Space: The Unlikely Origin
of Modern Meat and Poultry Law
Ways to keep food safe for astronauts led to safety systems that seek to detect invisible pathogens.
What began as a way to keep food safe for astronauts has become the backbone of modern regulations for meat and poultry.
In 1963, NASA decided space was perhaps the worst place to contract food poisoning. So with the Gemini and Apollo missions the agency required companies that made food for astronauts to reduce pathogens by outlining “critical control points” on how to prevent food contamination and eliminate threats.
NASA made companies keep extensive records of their processes, down to the origin of raw materials and names of workers involved in production.
Fast forward to 1993 when E. coli O157 — a virulent strain — killed four children in two states who had eaten Jack in the Box hamburgers.
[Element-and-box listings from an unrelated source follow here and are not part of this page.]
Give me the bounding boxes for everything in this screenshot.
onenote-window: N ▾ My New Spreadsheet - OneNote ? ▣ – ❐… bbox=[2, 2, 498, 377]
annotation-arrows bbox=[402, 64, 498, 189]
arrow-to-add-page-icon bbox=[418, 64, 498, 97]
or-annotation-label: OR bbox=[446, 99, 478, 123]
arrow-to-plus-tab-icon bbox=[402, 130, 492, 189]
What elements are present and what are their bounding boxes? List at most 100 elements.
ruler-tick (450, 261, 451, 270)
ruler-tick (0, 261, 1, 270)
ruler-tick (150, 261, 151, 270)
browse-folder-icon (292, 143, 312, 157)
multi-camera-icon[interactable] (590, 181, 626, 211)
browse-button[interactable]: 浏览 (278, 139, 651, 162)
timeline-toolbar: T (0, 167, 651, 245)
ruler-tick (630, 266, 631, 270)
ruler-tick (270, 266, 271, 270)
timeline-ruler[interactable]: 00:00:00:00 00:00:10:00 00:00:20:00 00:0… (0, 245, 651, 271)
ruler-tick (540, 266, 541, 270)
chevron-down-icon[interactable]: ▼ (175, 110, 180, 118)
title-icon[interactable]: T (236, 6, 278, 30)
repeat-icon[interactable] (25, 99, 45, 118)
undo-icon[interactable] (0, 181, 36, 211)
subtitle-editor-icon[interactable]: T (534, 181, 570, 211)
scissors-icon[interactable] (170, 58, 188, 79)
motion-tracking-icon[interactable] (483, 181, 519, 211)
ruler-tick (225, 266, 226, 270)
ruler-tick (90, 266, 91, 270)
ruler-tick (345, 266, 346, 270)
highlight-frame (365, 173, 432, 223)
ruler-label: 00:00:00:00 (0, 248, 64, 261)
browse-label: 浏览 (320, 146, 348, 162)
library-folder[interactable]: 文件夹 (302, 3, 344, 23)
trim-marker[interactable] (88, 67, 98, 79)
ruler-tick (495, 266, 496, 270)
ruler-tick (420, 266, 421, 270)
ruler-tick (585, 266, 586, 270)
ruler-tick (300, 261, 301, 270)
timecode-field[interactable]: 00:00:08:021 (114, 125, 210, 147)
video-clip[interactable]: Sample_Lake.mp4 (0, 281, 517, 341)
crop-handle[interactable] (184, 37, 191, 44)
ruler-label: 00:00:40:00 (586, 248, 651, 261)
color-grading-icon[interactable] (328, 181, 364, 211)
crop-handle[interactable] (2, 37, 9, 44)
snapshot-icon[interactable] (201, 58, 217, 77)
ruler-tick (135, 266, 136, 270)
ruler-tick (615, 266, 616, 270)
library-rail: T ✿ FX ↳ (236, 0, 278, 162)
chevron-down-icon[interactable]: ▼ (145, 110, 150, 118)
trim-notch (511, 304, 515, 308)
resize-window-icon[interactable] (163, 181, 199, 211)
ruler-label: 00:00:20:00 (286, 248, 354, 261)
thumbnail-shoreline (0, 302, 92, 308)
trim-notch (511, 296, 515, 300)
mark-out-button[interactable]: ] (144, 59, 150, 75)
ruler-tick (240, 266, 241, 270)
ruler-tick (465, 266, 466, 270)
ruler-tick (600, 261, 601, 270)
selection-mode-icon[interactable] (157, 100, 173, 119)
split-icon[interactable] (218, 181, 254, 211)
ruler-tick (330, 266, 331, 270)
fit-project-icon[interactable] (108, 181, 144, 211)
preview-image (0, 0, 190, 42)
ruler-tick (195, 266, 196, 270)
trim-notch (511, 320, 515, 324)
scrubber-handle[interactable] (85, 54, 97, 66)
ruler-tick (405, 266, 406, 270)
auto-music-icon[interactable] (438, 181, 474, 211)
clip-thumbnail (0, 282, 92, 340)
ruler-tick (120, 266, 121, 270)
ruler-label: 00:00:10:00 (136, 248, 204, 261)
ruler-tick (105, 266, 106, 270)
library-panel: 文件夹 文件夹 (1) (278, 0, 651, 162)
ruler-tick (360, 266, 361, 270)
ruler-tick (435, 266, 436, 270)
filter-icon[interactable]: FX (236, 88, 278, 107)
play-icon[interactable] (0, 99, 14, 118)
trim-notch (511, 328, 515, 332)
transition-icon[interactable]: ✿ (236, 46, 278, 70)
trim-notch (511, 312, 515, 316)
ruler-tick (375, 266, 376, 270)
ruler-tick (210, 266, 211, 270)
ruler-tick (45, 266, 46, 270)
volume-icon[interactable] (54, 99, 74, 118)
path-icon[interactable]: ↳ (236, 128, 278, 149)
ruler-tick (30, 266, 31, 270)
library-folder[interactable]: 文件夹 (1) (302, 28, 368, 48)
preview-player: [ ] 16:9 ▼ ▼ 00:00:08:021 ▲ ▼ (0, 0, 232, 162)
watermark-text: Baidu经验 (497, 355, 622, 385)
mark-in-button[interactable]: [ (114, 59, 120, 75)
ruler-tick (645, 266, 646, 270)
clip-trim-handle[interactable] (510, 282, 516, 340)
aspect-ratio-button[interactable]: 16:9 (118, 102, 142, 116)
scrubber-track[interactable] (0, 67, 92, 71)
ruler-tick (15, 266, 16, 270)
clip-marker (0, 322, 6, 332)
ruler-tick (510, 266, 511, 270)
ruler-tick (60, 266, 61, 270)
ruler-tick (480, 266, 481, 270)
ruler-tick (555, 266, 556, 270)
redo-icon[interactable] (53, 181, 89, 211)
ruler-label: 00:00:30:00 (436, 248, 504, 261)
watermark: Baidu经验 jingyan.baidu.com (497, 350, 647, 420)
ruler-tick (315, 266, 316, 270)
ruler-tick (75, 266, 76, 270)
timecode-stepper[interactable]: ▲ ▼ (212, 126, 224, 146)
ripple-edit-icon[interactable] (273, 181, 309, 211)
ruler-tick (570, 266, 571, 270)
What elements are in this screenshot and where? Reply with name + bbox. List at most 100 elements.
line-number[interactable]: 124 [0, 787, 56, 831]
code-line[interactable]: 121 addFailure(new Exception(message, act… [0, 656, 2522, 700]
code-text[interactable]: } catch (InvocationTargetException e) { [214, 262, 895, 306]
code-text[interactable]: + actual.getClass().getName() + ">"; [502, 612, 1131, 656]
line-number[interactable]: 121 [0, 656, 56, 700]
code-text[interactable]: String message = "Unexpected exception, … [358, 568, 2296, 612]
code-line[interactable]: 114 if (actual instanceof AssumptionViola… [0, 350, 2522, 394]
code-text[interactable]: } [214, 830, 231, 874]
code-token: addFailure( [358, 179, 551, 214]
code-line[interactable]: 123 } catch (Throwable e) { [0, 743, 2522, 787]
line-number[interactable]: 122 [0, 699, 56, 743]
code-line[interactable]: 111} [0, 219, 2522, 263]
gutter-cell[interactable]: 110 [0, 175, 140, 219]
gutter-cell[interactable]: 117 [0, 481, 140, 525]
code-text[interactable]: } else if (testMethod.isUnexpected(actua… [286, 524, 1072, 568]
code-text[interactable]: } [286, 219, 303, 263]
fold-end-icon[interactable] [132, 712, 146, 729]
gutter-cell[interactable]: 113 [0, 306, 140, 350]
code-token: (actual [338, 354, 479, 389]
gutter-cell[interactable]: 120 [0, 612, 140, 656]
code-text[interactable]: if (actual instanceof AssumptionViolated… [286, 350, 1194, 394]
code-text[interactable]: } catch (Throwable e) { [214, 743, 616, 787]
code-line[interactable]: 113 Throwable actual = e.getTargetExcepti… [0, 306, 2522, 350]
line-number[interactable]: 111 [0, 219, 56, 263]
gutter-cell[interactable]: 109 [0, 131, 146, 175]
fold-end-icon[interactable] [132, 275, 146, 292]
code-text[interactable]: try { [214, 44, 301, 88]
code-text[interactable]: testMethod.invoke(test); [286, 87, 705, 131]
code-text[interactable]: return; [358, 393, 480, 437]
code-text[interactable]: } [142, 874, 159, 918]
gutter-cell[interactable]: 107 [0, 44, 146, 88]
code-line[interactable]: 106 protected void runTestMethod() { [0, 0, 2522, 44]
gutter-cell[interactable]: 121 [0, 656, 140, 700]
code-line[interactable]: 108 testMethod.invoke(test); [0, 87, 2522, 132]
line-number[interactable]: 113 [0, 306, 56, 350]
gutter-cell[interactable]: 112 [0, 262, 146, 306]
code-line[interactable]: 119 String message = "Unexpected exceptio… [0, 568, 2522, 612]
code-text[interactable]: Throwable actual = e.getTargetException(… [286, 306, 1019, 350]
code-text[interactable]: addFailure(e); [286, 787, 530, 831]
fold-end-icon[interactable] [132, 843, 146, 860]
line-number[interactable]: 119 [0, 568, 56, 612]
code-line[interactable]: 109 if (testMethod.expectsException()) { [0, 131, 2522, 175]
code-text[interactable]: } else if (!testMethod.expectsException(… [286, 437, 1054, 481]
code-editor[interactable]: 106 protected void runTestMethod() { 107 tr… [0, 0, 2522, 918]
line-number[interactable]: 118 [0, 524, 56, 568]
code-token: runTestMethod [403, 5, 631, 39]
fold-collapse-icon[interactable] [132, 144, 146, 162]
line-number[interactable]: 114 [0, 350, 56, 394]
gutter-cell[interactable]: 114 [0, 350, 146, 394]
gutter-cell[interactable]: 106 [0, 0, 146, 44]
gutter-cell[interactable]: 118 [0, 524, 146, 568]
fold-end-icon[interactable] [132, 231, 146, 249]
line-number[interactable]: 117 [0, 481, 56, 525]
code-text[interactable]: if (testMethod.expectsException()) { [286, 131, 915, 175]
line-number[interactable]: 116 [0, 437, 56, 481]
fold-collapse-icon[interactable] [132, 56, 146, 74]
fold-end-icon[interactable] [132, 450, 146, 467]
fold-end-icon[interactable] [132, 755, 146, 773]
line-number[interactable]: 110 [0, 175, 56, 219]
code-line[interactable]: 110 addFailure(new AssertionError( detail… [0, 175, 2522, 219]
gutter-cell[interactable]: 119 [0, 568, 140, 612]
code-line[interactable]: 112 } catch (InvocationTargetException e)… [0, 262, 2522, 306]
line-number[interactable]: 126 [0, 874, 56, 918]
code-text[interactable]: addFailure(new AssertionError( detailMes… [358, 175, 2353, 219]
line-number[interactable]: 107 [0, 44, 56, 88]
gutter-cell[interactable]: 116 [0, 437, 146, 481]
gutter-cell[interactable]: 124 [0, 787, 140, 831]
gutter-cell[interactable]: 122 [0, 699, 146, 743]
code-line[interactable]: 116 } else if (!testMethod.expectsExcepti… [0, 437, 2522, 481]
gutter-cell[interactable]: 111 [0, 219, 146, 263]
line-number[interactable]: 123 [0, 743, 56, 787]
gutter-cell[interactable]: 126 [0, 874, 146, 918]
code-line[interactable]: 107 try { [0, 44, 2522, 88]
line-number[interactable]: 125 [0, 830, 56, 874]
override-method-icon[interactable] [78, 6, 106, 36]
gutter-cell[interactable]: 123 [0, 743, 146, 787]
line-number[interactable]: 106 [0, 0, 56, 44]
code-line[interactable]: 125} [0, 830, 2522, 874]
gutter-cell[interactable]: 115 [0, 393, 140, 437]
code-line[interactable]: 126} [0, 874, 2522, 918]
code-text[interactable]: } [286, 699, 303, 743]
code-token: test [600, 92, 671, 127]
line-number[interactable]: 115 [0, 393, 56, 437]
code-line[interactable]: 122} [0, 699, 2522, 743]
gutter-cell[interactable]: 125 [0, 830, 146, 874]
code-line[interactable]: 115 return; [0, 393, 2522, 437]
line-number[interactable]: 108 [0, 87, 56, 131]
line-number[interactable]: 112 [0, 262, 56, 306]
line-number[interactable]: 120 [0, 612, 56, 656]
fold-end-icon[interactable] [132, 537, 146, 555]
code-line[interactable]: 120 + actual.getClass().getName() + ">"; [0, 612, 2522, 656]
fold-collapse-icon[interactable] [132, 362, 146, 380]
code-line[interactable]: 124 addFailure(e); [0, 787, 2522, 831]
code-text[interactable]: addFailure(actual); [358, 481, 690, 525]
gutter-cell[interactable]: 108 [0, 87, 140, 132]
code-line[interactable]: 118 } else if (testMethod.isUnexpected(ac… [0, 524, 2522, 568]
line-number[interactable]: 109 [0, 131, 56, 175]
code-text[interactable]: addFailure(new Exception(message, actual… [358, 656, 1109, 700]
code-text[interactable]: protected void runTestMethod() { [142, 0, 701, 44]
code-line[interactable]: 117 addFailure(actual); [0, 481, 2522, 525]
Some food companies by then had adopted safety systems similar to what NASA required, but they weren’t mandatory.
The Food Safety and Inspection Service, which oversees meat and poultry under the U.S. Department of Agriculture, ensured food safety at the time by inspecting every animal carcass with sight, smell and touch. That approach, in place since 1906 after Upton Sinclair’s “The Jungle” exposed dirty meatpacking plants, could not detect invisible pathogens.
With support from scientific organizations, including the National Academy of Sciences, the industry and consumer advocates, FSIS mandated in 1996 that meat and poultry companies implement plans, much like those used by NASA contractors three decades earlier, that address potential contamination.
Under the same regulation that requires these Hazard Analysis and Critical Control Points plans, plants also must write and follow standard sanitation procedures and test for pathogens to prove their safety systems are working. FSIS also tests meat and poultry for pathogens.
Federal consumer safety inspectors review safety plans and company records that show workers are following procedures. Meanwhile, government line inspectors still check every carcass individually.
The government and industry applaud the safety plan system for shifting the responsibility for food safety to meat and poultry companies. But consumer advocates and some inspectors argue the system has given the industry too much power to regulate itself.